While Beijing and Moscow thrive to turn Brics into an anti-Western alliance, “India knows its future is with the democracies, and that the danger comes not from the colonialists of the 19th century but the expansionists of the 21st,” the vice chairman of the advanced research group at Manipal University, Madhav Das Nalapat, tells the Sun. “We don’t want to run away from Brics, but Modi is the one leader there who is a friend of the West.”

One of the top issues at Johannesburg is a proposed expansion of Brics, which in its current form represents 40 percent of the globe’s population and more than 30 percent of the world’s gross domestic product. The bloc has overtaken the group of top economies known as G-7 in several economic measurements.

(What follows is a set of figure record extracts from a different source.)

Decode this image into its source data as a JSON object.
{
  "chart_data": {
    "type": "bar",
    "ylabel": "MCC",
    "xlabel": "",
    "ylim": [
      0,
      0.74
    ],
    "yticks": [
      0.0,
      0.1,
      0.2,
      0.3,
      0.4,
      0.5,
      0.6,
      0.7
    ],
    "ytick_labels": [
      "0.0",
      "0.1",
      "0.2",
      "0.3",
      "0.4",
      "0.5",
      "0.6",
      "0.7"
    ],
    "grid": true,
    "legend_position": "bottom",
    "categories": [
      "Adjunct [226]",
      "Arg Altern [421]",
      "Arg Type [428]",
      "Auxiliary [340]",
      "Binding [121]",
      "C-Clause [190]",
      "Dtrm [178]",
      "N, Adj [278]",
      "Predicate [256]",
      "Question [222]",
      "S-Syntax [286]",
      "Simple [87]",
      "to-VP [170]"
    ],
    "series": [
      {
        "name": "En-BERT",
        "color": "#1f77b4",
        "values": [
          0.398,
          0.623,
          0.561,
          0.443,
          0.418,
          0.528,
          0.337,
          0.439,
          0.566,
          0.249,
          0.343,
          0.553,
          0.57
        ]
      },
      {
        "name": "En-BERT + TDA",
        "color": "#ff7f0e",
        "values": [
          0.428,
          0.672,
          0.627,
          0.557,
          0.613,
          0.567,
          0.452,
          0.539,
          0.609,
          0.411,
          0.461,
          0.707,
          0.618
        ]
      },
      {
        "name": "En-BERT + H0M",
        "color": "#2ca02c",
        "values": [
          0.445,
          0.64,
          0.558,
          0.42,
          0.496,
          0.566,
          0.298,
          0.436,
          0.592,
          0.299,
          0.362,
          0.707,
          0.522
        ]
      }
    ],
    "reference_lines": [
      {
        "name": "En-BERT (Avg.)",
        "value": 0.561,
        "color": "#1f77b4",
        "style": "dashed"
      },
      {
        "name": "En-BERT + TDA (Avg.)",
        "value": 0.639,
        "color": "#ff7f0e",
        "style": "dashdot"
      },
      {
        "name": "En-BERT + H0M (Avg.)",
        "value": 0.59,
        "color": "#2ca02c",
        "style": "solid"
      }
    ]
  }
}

Beijing and Moscow are specifically eager to welcome Saudi Arabia, Iran, Indonesia, and other countries clamoring for Brics membership. Yet, while officially unopposed to expansion, India, as well as Brazil, demand that certain criteria be set for membership. Mostly, they fear that Brics would turn into a club for autocrats.

India’s population has recently surpassed China’s, even as its economy remains about a third of the communist behemoth’s size. Yet, innovation, democracy, and Mr. Modi’s efforts to create a free economy have the potential to quickly turn it into one of the world’s leading powers. 

“Structurally and aspirationally, the G-20, G-7, Quad and the like are where New Delhi is headed, but India’s accommodation in the most  influential among those forums is a long shot,” an international studies professor at New Delhi’s Jawaharlal Nehru university, Happymon Jacob, wrote recently in the Hindu newspaper.

As a result, he added, India is “located right in the middle of an emerging geopolitical faultline, with interests on either side, welcomed by either side, but fully belonging to neither.”

Communist China, meanwhile, is far from universally welcome. The New Development Bank, a Beijing-based Brics lending institution, has already distributed more than $30 billion in loans with few strings attached. Leftist leaders in Latin America and autocrats in parts of Asia and Africa are hitching their economies to the Chinese wagon. 

Yet, a slowdown in China’s growth, the collapse of its property sector, and haphazard decision-making in a government-led economy raise doubts among would-be trade partners. The confiscatory lending practices of the Belt and Road Initiative can scare borrowers even as America aggressively seeks to diversify supply chains away from China.

Thriving to find a golden path between 20th century global giants, India increasingly sees Communist China now as a foe. Further embracing Delhi may well be America’s most urgent task in the new Cold War.